Bankruptcy Can Save Your Retirement
What most people never seem to understand about their retirement is that it’s never a straight line. Retirement goals zig and zag, and if you’re going to enjoy your twilight years in comfort and security you have to constantly adjust to keep up. More importantly if life starts throwing you curveballs before you’re retired, the worst thing you can do is deplete your already-challenging nest egg in order to pay for them.
The numbers are depressing: Despite being generally underprepared for retirement already, more and more people are borrowing from their 401ks and IRAs in order to fund healthcare costs, keep home mortgages current, or even to fund school tuitions as they attempt late life career swings after a layoff or downsizing – in fact, Americans over the age of 50 already account for $36 billion in student loan debt.
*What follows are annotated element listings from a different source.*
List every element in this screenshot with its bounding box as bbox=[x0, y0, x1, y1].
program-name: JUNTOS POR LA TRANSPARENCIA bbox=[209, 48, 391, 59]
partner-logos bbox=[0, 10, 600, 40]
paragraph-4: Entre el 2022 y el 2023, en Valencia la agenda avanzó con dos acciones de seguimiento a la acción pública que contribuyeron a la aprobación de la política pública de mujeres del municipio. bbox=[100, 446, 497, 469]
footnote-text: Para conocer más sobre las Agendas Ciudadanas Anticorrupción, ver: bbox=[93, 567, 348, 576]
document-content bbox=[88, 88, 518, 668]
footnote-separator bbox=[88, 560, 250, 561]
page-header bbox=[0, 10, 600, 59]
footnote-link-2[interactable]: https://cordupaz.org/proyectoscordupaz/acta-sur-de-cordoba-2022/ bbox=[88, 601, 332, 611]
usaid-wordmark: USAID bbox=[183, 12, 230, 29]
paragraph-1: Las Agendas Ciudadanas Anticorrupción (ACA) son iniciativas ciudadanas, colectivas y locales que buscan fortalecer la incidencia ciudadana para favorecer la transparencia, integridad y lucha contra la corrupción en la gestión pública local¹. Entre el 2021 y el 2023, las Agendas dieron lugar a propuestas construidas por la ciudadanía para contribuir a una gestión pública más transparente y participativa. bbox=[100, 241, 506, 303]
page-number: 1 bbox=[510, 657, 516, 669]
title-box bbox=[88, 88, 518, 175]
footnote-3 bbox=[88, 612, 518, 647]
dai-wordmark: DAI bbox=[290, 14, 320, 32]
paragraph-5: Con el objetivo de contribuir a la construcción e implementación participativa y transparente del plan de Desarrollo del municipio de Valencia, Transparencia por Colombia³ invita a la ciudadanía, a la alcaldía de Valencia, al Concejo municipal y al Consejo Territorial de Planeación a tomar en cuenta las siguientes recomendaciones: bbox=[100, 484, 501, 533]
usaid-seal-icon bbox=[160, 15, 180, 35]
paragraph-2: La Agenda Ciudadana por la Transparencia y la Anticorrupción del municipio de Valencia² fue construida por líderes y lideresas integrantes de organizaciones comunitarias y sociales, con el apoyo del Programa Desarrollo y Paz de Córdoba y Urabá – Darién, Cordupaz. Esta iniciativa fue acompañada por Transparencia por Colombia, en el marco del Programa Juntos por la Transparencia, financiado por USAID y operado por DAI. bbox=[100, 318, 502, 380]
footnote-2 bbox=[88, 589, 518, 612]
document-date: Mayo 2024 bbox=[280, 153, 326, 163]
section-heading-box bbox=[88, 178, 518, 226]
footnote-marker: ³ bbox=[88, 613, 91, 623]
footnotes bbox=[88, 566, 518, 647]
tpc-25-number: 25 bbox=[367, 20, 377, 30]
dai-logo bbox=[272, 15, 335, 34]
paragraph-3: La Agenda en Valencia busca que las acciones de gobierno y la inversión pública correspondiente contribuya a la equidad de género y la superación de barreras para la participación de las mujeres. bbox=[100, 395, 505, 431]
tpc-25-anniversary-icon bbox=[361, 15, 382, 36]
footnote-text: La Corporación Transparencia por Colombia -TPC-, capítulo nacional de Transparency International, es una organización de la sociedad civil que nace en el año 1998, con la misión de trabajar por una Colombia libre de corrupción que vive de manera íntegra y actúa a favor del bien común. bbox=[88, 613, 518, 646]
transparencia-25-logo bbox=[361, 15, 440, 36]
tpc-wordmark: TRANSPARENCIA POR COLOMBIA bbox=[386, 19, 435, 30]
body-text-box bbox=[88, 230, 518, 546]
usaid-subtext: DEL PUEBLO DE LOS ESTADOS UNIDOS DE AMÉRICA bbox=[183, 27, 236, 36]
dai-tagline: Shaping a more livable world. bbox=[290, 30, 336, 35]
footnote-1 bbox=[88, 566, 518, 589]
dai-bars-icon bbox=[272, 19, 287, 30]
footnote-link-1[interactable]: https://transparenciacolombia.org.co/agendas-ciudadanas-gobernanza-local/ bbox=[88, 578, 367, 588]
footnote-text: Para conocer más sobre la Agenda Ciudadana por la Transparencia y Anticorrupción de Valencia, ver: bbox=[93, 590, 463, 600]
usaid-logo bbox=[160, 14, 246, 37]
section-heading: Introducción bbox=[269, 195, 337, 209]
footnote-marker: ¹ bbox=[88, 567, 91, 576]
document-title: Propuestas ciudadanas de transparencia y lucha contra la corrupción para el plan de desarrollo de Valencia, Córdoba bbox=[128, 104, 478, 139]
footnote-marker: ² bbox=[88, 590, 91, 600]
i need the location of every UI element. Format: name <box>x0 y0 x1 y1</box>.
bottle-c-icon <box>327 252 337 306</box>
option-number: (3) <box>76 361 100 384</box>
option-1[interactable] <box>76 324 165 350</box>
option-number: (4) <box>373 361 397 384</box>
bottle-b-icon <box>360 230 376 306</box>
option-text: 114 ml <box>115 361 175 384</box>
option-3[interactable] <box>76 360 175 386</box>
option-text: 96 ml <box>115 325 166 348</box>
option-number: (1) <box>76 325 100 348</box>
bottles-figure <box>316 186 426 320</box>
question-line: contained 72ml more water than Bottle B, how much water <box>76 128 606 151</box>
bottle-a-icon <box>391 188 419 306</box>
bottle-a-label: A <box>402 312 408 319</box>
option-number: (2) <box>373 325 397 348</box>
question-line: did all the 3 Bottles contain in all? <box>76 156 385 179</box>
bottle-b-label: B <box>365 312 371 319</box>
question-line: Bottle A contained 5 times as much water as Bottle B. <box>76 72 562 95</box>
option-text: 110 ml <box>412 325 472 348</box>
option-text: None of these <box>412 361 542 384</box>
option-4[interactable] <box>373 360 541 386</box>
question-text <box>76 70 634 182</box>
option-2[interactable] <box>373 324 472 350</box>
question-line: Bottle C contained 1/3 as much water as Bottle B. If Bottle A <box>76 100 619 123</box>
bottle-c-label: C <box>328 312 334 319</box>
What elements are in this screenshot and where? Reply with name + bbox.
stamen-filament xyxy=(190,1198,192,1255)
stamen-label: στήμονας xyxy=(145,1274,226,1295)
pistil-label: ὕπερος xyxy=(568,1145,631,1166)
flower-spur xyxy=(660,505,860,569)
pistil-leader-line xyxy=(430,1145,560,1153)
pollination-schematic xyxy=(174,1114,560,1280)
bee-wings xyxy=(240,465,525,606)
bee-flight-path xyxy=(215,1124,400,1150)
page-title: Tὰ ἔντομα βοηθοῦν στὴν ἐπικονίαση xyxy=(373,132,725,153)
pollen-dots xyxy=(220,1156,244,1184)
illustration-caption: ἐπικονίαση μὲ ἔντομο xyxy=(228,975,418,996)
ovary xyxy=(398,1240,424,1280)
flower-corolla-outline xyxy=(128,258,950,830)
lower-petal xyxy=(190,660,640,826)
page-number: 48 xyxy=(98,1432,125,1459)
It’s tempting to draw on your retirement funds to handle these debts and to think about them as “investments in your future” – but it’s a huge mistake for two reasons: One, since you’re essentially borrowing against yourself, these debts can’t be handled with bankruptcy protections, and two, by extension, that means bankruptcy can’t save your retirement from disaster.
The Bankruptcy Option
Bankruptcy has a bad reputation.. But if you run into debt problems later in life when your income is shrinking, bankruptcy becomes your best friend, because your retirement accounts – whether they are 401ks, IRAs, or SEPs – cannot be used to discharge your debts when you’re in bankruptcy. That means that when you hit bottom with your financial life, bankruptcy can salvage your retirement and ensure you won’t spend the final years of your life trying to make ends meet on Social Security and handouts.